Cheese maker's should have no problem with this. You will all be "Charcoal
/ Ash experts" after this post and your first batch is finished. Good Luck.

Materials Needed:

Paint Can (new and empty)
Choice of wood, vine, or other pithy product
Nail or awl
Hammer
Fireplace tongs
Campfire

Optional Materials:

Marshmallows on sticks
Kids and Family Members

Method. The NEW One gallon paint can can be purchased at any paint store.
One could use an old used burned out paint can but we are talking an
eventual food product here folks, so start with a NEW paint can.

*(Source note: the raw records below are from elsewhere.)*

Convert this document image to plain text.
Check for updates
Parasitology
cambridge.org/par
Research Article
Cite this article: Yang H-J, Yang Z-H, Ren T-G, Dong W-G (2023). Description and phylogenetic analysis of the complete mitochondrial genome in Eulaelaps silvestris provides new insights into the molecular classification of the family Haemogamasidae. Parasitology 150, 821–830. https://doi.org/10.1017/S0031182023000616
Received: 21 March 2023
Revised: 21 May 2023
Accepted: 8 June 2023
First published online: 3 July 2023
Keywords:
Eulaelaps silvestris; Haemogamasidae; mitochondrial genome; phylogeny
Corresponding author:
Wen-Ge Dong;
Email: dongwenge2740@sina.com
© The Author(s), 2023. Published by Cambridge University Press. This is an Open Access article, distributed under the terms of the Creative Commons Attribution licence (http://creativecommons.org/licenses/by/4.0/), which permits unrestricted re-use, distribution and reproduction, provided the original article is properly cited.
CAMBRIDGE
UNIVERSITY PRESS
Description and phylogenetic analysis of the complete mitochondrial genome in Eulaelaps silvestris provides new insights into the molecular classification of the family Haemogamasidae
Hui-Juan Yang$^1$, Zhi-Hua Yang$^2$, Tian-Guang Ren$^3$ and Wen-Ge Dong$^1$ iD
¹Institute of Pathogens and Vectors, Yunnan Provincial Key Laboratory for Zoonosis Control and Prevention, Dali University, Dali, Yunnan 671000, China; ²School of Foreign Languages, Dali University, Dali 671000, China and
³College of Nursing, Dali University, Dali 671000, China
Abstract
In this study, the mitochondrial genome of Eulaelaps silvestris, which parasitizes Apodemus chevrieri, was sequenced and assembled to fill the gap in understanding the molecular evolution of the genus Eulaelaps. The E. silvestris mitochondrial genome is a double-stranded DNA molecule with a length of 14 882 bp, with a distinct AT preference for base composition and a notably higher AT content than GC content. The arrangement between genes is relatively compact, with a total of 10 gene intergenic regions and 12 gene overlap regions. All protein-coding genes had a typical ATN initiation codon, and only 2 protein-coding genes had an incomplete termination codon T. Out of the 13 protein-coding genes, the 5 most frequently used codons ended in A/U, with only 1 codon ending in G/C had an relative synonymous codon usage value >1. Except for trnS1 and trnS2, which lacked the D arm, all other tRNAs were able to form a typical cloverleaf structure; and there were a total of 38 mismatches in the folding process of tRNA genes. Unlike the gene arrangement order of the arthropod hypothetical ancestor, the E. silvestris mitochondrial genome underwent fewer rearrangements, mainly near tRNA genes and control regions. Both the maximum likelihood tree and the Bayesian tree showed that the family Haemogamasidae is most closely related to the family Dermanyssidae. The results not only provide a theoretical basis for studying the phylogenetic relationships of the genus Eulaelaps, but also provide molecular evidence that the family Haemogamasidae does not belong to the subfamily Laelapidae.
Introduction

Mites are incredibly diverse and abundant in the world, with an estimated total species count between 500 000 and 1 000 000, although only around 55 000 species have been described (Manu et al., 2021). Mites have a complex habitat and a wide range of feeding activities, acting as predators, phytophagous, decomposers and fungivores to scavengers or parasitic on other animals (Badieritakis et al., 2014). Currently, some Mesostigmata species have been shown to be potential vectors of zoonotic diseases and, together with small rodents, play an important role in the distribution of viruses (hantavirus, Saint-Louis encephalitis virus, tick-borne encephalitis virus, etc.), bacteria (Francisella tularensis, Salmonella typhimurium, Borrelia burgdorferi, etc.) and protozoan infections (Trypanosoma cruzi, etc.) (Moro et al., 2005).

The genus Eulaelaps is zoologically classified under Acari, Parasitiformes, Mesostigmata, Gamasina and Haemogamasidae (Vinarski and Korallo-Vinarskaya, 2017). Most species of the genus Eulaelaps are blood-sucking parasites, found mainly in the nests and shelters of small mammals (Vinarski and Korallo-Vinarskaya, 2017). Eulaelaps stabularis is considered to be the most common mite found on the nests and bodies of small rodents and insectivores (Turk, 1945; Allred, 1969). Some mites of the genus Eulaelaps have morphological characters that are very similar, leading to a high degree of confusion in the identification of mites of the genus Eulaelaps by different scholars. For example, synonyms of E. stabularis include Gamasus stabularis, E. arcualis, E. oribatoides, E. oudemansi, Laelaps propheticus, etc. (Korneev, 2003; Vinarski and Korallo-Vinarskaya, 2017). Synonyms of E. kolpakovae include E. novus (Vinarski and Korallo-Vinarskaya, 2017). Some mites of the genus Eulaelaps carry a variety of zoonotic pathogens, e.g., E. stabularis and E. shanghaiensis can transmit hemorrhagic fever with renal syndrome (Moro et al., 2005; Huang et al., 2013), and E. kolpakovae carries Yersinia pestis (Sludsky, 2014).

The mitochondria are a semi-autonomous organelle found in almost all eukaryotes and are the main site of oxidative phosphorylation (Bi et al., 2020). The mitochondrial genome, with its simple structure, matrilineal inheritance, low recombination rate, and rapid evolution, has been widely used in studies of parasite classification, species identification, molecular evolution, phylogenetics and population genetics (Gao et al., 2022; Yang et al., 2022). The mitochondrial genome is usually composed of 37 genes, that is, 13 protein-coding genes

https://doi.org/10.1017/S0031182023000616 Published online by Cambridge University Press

With the lid removed from the can, a nail or awl and hammer is used to make
a vent hole in the direct center of this lid, about 1/4 inch ( 6 mm ) in
size. One vent hole only should be enough for our purpose. Care should be
taken not to distort the form of the lid because it is vital this lid fits
back on the can securely.

You now have a one gallon "Retort". You will fill your retort with whatever
wood product you care. It is not absolutely necessary that the wood be dry
prior to selection, but it doesn't hurt either. Grape vines seem to be the
subject matter concerning this cheese forum, but it could be any wood type
pieces of pithy fiber including maplewood, oakwood, soybean straw,
blueberry vine, etc..

It is very important to attempt to completely fill the void inside the
retort. Vine or other should really be "crammed" into this space and then
some. Wood can be cut up into small chunks and slivers in an attempt to get
more into the retort. Important: Air (oxygen) within the retort is your
enemy. However having done all this, you do still need to be able to
install the vented lid securely ( tight ).

With the lid returned to the retort tightly, you now require a rolling hot
campfire. ( optional marshmallows, Kids etc.. ) With ample care, the retort
is carefully placed onto the logs, coals, and flames in such a careful way
that the vent hole can always be watched carefully.

Very soon, as the retort begins to heat up to red hot, the contents will
begin to smoke. You are watching for this smoke spewing from the vent hole
only. Very soon the venting smoke should become white. The retort will not
blow up! The vent hole prevents an undue pressure build up within the unit.
However white smoke will stream out the vent as the retort gets hotter and
its contents volatilize. This white smoke will come to an end at some point
( one hour - plus or minus ) after all the volatile fuel within the retort
is spent. It is at this time that the retort is lifted out of the flames
with fireplace tongs or other, and set aside to cool overnight. Do Not open
while it is hot!, the contents will be ruined.

By the next morning your retort contents should be cool. Carefully open the
retort and you should have lovely custom charcoal. You may process this
charcoal by grinding or crushing, or however you care to process it ( Very
Messy, but clean fun! ). I should think this product would be fully edible
for cheese application and uses.

That's about it. Be safe. Good Luck!

Royal A. Purdy, [email protected]


----------



## paulaswrld

Wow, thanks so much I am going to try it. I also want to make Manchego (at least one that really tastes like manchego) the problem I believe is all in the milk.

Paula


----------



## Guest

This year I want to work on my mold ripened cheeses!

Christy


----------



## Bella Star

The ash sounds intriguing,especially since I need to prune my grapes . I also have some mold that I want to use and I think I bought it for the Brie making. ....
soo many choices of cheese and only sooo many months of milking


----------